El mal era causada por un virus que se caracterizaba por provocar fiebre y la aparición de ampollas de pus, cuenta un doloroso episodio en la vida de quien sufrió el mal.
Y antes que los médicos con la ciencia bajo el brazo y el baumanómetro llegaran al pueblo, los enfermos eran curados con velas de cebo caliente que se untaba cuidadosamente por las laceraciones en la piel de los afectados que se quejaban con lastimosos ayes de dolor.
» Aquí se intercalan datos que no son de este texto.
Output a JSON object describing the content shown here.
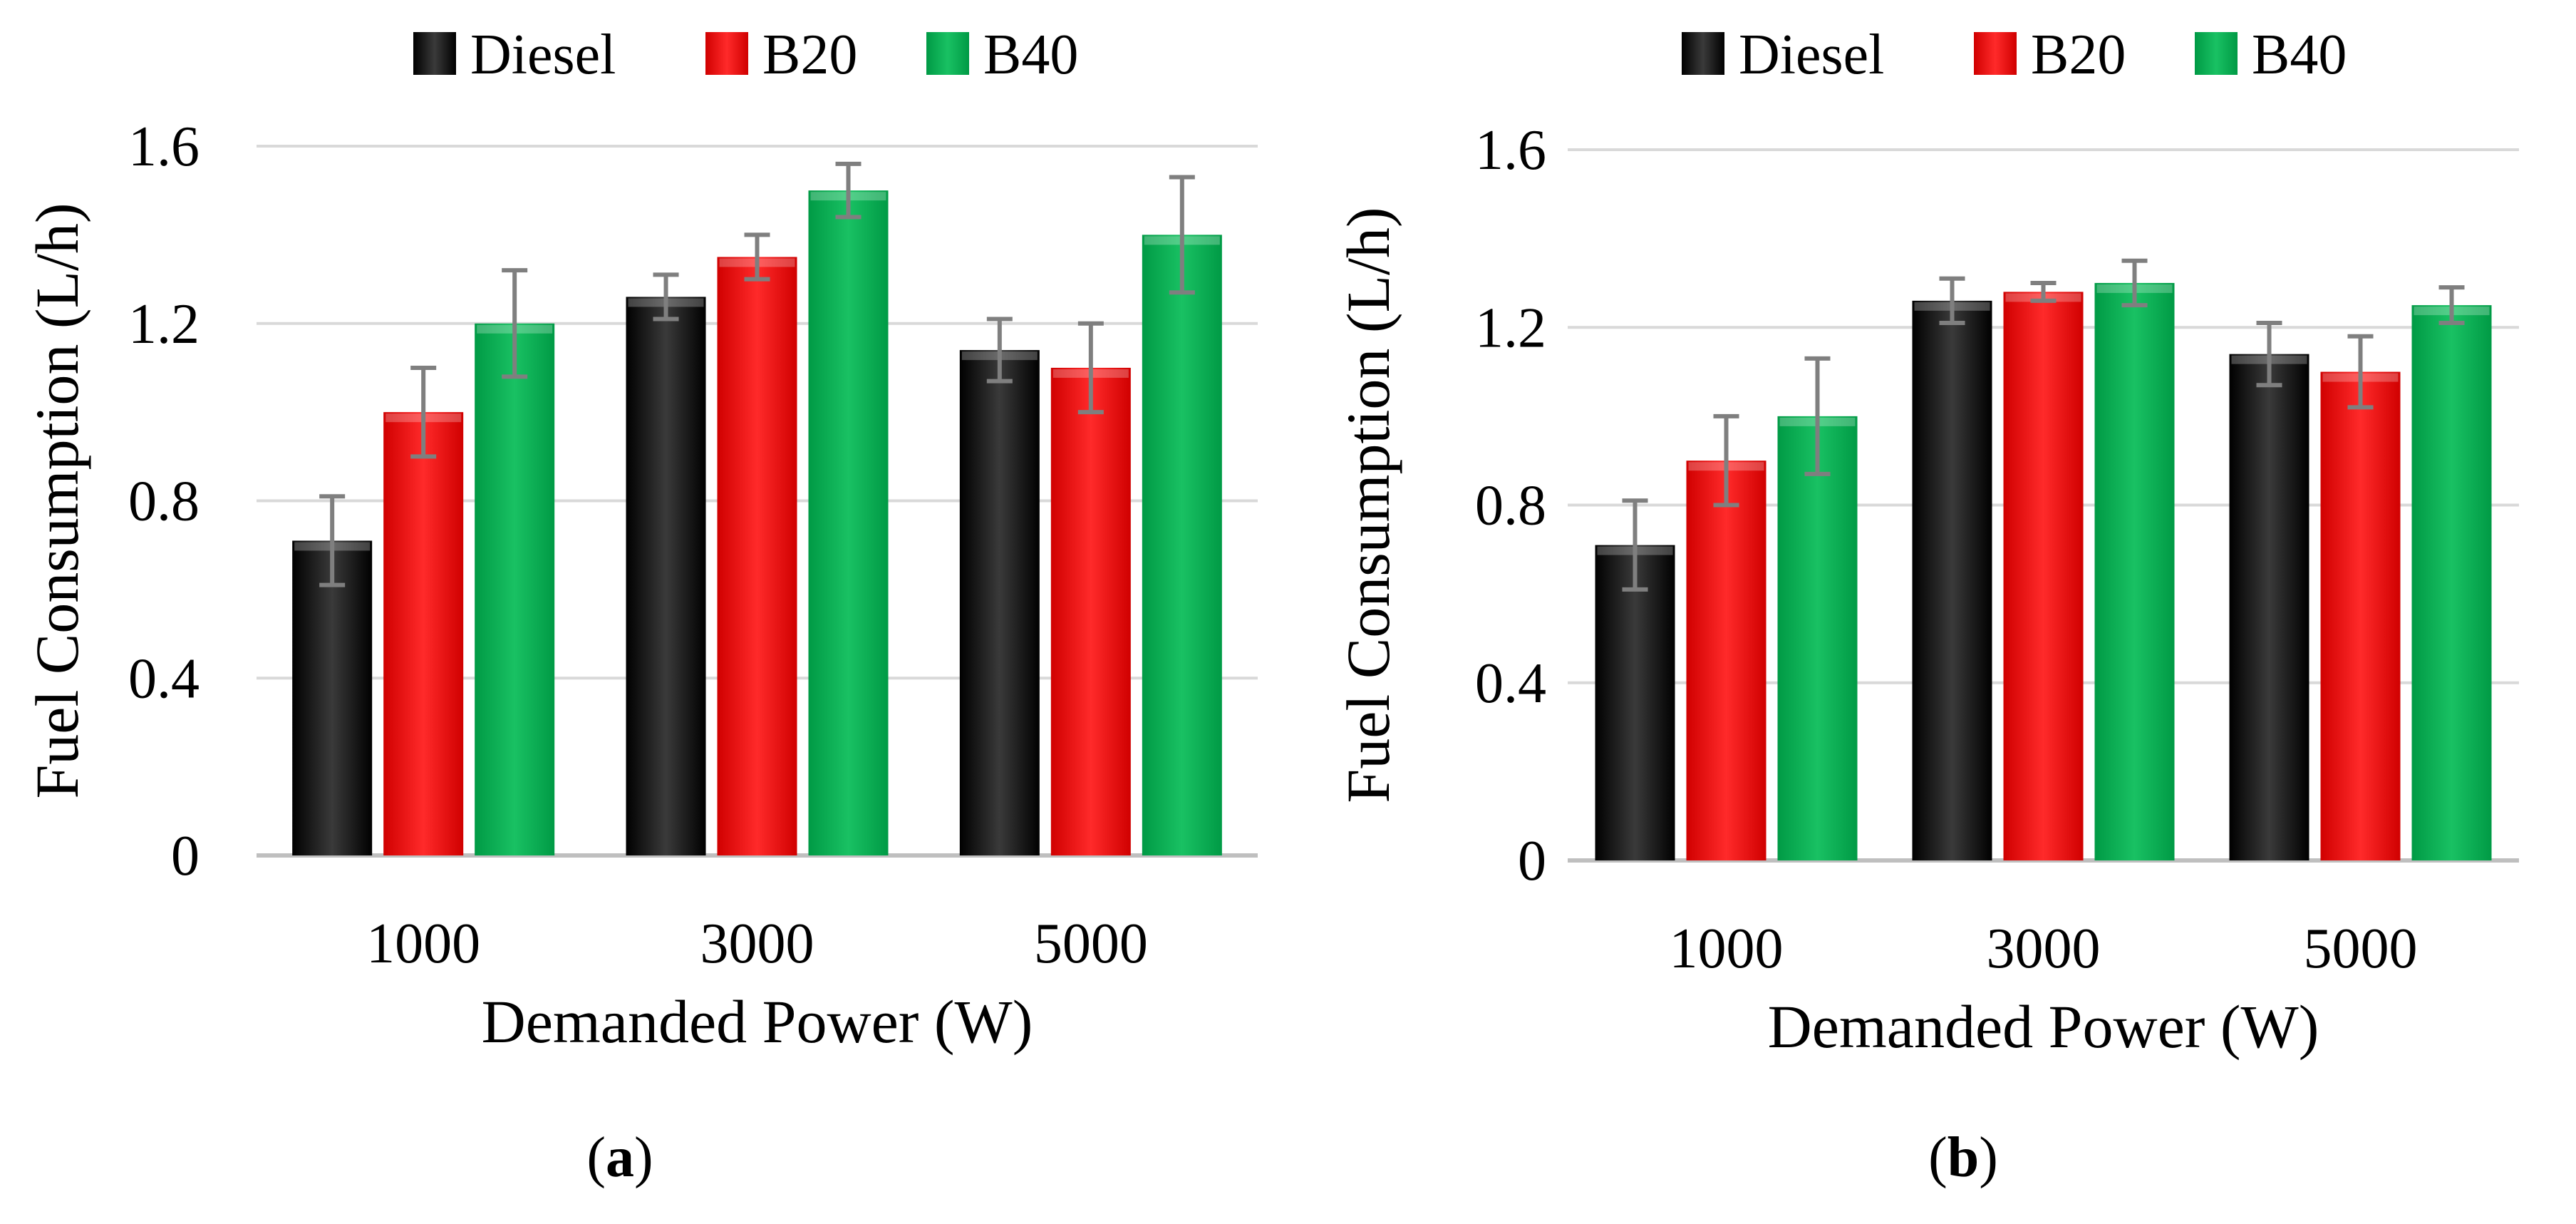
{
  "colors": {
    "Diesel": "#000000",
    "B20": "#ff0000",
    "B40": "#00b050",
    "grid": "#d9d9d9",
    "axis": "#bfbfbf",
    "error": "#7f7f7f"
  },
  "chart_data": [
    {
      "type": "bar",
      "panel_label": "a",
      "title": "",
      "xlabel": "Demanded Power (W)",
      "ylabel": "Fuel Consumption (L/h)",
      "categories": [
        "1000",
        "3000",
        "5000"
      ],
      "ylim": [
        0,
        1.6
      ],
      "yticks": [
        "0",
        "0.4",
        "0.8",
        "1.2",
        "1.6"
      ],
      "grid": true,
      "legend": "top-center",
      "series": [
        {
          "name": "Diesel",
          "values": [
            0.71,
            1.26,
            1.14
          ],
          "errors": [
            0.1,
            0.05,
            0.07
          ]
        },
        {
          "name": "B20",
          "values": [
            1.0,
            1.35,
            1.1
          ],
          "errors": [
            0.1,
            0.05,
            0.1
          ]
        },
        {
          "name": "B40",
          "values": [
            1.2,
            1.5,
            1.4
          ],
          "errors": [
            0.12,
            0.06,
            0.13
          ]
        }
      ]
    },
    {
      "type": "bar",
      "panel_label": "b",
      "title": "",
      "xlabel": "Demanded Power (W)",
      "ylabel": "Fuel Consumption (L/h)",
      "categories": [
        "1000",
        "3000",
        "5000"
      ],
      "ylim": [
        0,
        1.6
      ],
      "yticks": [
        "0",
        "0.4",
        "0.8",
        "1.2",
        "1.6"
      ],
      "grid": true,
      "legend": "top-center",
      "series": [
        {
          "name": "Diesel",
          "values": [
            0.71,
            1.26,
            1.14
          ],
          "errors": [
            0.1,
            0.05,
            0.07
          ]
        },
        {
          "name": "B20",
          "values": [
            0.9,
            1.28,
            1.1
          ],
          "errors": [
            0.1,
            0.02,
            0.08
          ]
        },
        {
          "name": "B40",
          "values": [
            1.0,
            1.3,
            1.25
          ],
          "errors": [
            0.13,
            0.05,
            0.04
          ]
        }
      ]
    }
  ]
}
Otra enfermedad provocada por la peste y que también atacaba a los niños era la tos ferina.
Los niños eran afectados por una tos crónica e intensa que les quitaba la respiración. Las víctimas se ponían moradas, les faltaba la respiración, con ojos llorosos, vomito, se desmayaban por la congestión nasal o estornudos. Los afectados perdían peso, sufrían de fatiga y fiebres delirantes. Muchos niños morían.
Los que sobrevivían antes del tiempo de los médicos y las vacunas, eran curados con remedios caseros. En una bolsita pequeña de tela sujeta de un hilo, les ponían una avispa que le llaman la mula del diablo. Su fuerte olor salvó a cientos de niños antes de que llegaran las vacunas.
Cuando sigilosa entraba la peste al pueblo, mi madre no compraba tamales, ni de gallina, menos de cuche. Cuando la tamalera era desconfiable se decía: “esa señora vende tamales de gallina muerta o de cuche muerto”. De animales enfermos o muertos por enfermedad, pues.
En su defensa, la vendedora se hacía la ofendida para no arruinar su negocio, y contraatacando argumentaba que “ni modo que ande brincando en el tamal”.
Una señal inequívoca de la llegada de la peste al pueblo era la concurrida presencia de zopilotes sobre los árboles de macahuites, desde donde volaban en picada hasta tocar el suelo en busca de la fétida carne descompuesta de los animales muertos que eran arrastrados por los niños hasta ese lugar.
A mí me daba pavor acercarme a los zopilotes, porque decían mis amigos que contagiaban la tiña. Así que si veía a uno planear largamente en círculo por el cielo, le daba la vuelta para que no me fuera a caer caspa de su cabeza tiñosa.
Sin ciencia y en nuestros Cien Años de Soledad fuimos víctimas de la tiña, sarna, tindayos, piojos, pulgas, mal de ojo, rubiola, polio, tuberculosis, paludismos, la rabia y tantas plagas, pestes, que golpearon rutinariamente, cada ciclo primaveral, a la región en el siglo pasado.
Algunas de estas enfermedades siguen aún con nosotros en este siglo de supuesta asepsia, confort y bienestar digital.
La peste nueva sólo vino a revivir nuestros antiguos miedos a la muerte. Y no se puede vivir con miedo si se quiere vivir feliz y sano.